# Pyparsing Tutorial to capture ML-SQL language

## Authors

Written by: Neeraj Asthana (under Professor Robert Brunner)

University of Illinois at Urbana-Champaign

Summer 2016

## Acknowledgements

Followed Tutorial at: http://www.onlamp.com/lpt/a/6435

## Description

This notebook is meant to experiment with pyparsing in order to abstract the process for use with the ML-SQL language. The goal is to be able to understand ML-SQL syntax and port commands to actionable directives in Python.

___

### Libraries

In [7]:
from pyparsing import Word, Literal, alphas, Optional, OneOrMore, Group

___
### Phone number parser

Mentioned in the tutorial

Grammer: 
- number      :: '0'.. '9'*
- phoneNumber :: [ '(' number ')' ] number '-' number

In [2]:
#Definitions of literals
dash   = Literal( "-" )
lparen = Literal( "(" )
rparen = Literal( ")" )

#Variable lengths and patterns of number => Word token
digits = "0123456789"
number = Word( digits )

#Define phone number with And (+'s)
#Literals can also be defined with direct strings
phoneNumber = lparen + number + rparen + number + dash + number

#Create a results name for easy access
areacode = number.setResultsName("areacode")

#Make the area code optional
phoneNumber = Optional( "(" + areacode + ")" ) + number + "-" + number

#List of phone numbers
phoneNumberList = OneOrMore( phoneNumber )

In [4]:
#Using the grammer
inputString = "(978) 844-0961"
data = phoneNumber.parseString( inputString )

data.areacode

'978'

In [5]:
#Bad input
inputStringBad = "978) 844-0961"

data2 = phoneNumber.parseString( inputStringBad )
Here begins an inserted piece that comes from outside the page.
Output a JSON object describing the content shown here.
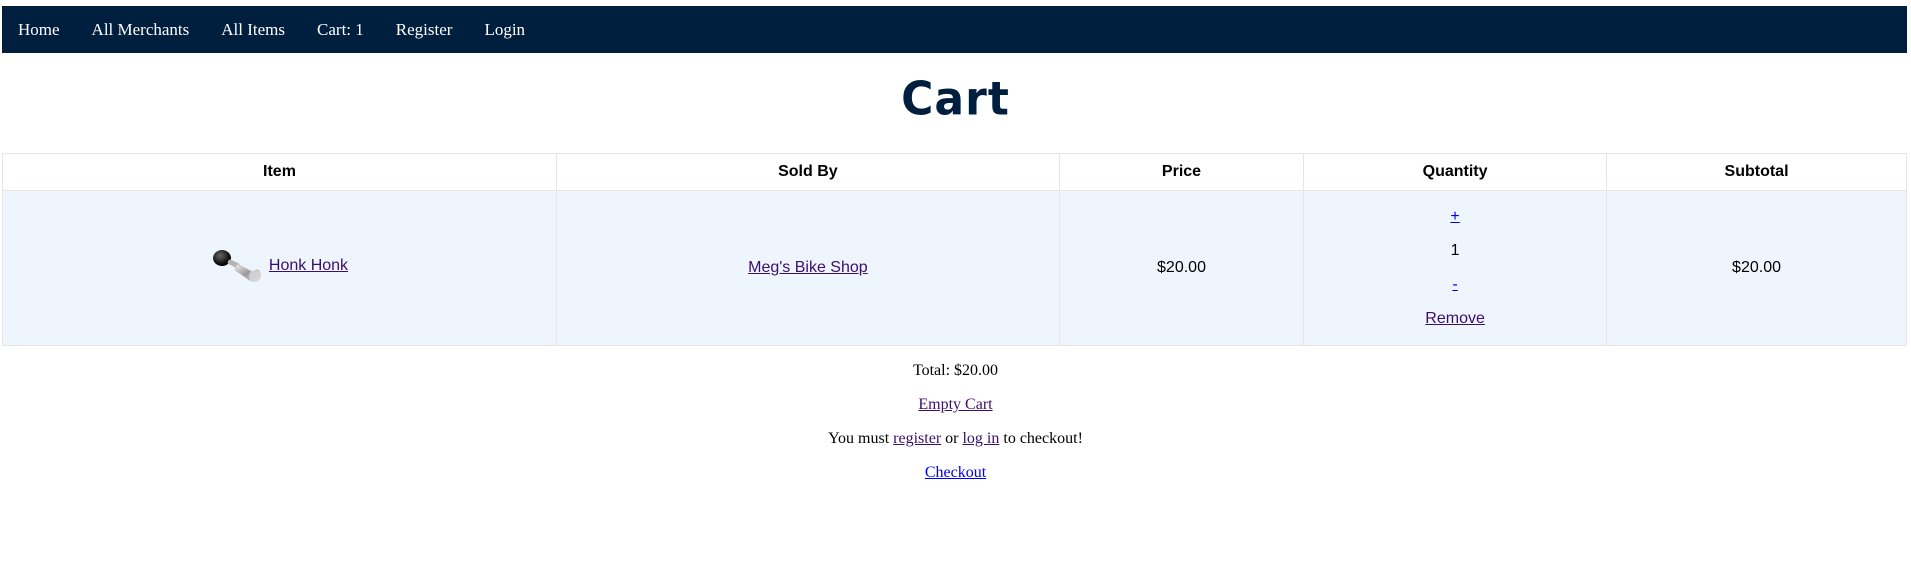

ParseException: Expected "-" (at char 3), (line:1, col:4)

___

### Chemical Formula parser

Mentioned in the tutorial

Grammer
- integer       :: '0'..'9'+
- cap           :: 'A'..'Z'
- lower         :: 'a'..'z'
- elementSymbol :: cap lower*
- elementRef    :: elementSymbol [ integer ]
- formula       :: elementRef+

In [13]:
#Define Grammer
caps       = "ABCDEFGHIJKLMNOPQRSTUVWXYZ"
lowers     = caps.lower()
digits     = "0123456789"

element    = Word( caps, lowers )

#Groups elements so that element and numbers appear together
elementRef = Group( element + Optional( Word( digits ), default="1" ) )
formula    = OneOrMore( elementRef )

testString = "CO2"
elements   = formula.parseString( testString )
print(elements)

[['C', '1'], ['O', '2']]


In [22]:
tests = [ "H2O", "C6H5OH", "NaCl" ]
for t in tests:
    try:
        results = formula.parseString( t )
        print (t,"->", results)
    except ParseException as pe:
        print (pe)
    else:
        wt = sum( [atomicWeight[elem]*int(qty) for elem,qty in results] )
        print ("(%.3f)" % wt)

H2O -> [['H', '2'], ['O', '1']]
(18.015)
C6H5OH -> [['C', '6'], ['H', '5'], ['O', '1'], ['H', '1']]
(94.111)
NaCl -> [['Na', '1'], ['Cl', '1']]
(58.442)